Heute ist der 21.05.2026 und wir werfen einen Blick auf Moers, eine Stadt, die viel Potenzial in sich birgt, aber gleichzeitig vor einigen Herausforderungen steht. IHK-Geschäftsführer Jürgen Kaiser, die Bürgermeisterin Julia Zupancic und IHK-Hauptgeschäftsführer Dr. Stefan Dietzfelbinger haben kürzlich eine Standortanalyse in Moers diskutiert. Die Lebensqualität hier wird als hoch eingeschätzt, was natürlich erfreulich ist. Allerdings sieht die wirtschaftliche Lage etwas weniger rosig aus – die Einschätzung ist eher mittelmäßig.

Besonders die Innenstadt von Moers scheint ein Juwel zu sein und erhielt die beste Note am Niederrhein. Das klingt doch vielversprechend! Die Freizeit- und Kulturangebote sowie die Bildungsangebote werden ebenfalls positiv bewertet. Die Unternehmen sind zufrieden mit der zentralen Lage – das ist doch schon mal ein guter Start. Doch hier kommt der Haken: Die hohen Kosten, insbesondere der Gewerbesteuer-Hebesatz, werden als Hemmschuh für das Wachstum der mittelständischen Betriebe angesehen. Das ist ein dicker Brocken, mit dem die Stadt umgehen muss.

Die Last der Gewerbesteuer

Um das ganze Bild zu vervollständigen: Der Hebesatz für die Gewerbesteuer in Moers beträgt seit dem 01.01.2024 stolze 495 %. Das ist nicht gerade ein Schnäppchen.
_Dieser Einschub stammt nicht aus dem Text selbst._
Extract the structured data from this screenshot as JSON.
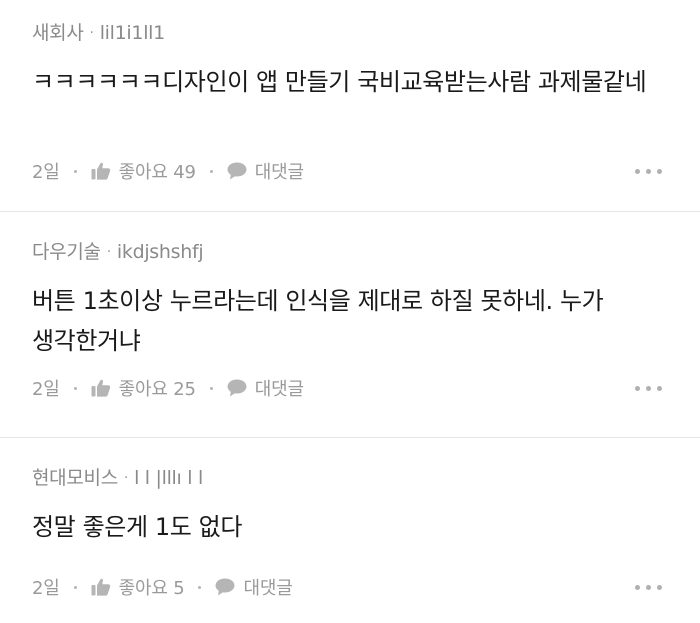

Zum Vergleich: In Städten wie Monheim am Rhein liegt der Hebesatz bei nur 250 %. Das bedeutet für Unternehmen in Moers, dass sie im Vergleich zu vielen Nachbargemeinden tief in die Tasche greifen müssen. Und die Nachbarn sparen sich ordentlich was – bis zu 230 % im Vergleich zu Moers. Das könnte durchaus ein Grund sein, warum die Wachstumsrate der Beschäftigten in der Stadt so langsam voranschreitet.
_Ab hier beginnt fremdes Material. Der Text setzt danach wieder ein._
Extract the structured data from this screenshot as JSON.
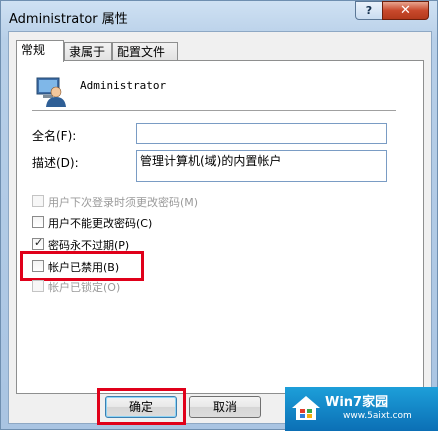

Die IHK hat die hohen Kosten als eine echte Belastung für Investitionen und Wachstum kritisiert. Die Stadt plant möglicherweise sogar höhere Steuern zur Haushaltskonsolidierung. Das könnte die wirtschaftliche Entwicklung noch weiter bremsen. Ein Teufelskreis, könnte man sagen. Die Planungs- und Genehmigungsverfahren in Moers dauern zudem viel zu lange, was die Verwaltung bei den Unternehmen mit „Mangelhaft“ bewertet wird. Es besteht ein dringender Bedarf an Strukturvereinfachungen und Prozessbeschleunigungen, damit die Unternehmer nicht zu lange auf grünes Licht warten müssen.

Ein Blick in die Zukunft

Bürgermeisterin Zupancic sieht jedoch Potenzial in Moers und möchte auf den positiven Ergebnissen der IHK-Analyse aufbauen, um die Stadt wirtschaftsfreundlicher zu gestalten. Ein hehres Ziel! Aber wie wird das konkret aussehen? Es bleibt abzuwarten, ob die Stadtverwaltung die nötigen Schritte unternimmt, um die Bedingungen für Unternehmen zu verbessern und die Attraktivität des Standorts Moers zu steigern.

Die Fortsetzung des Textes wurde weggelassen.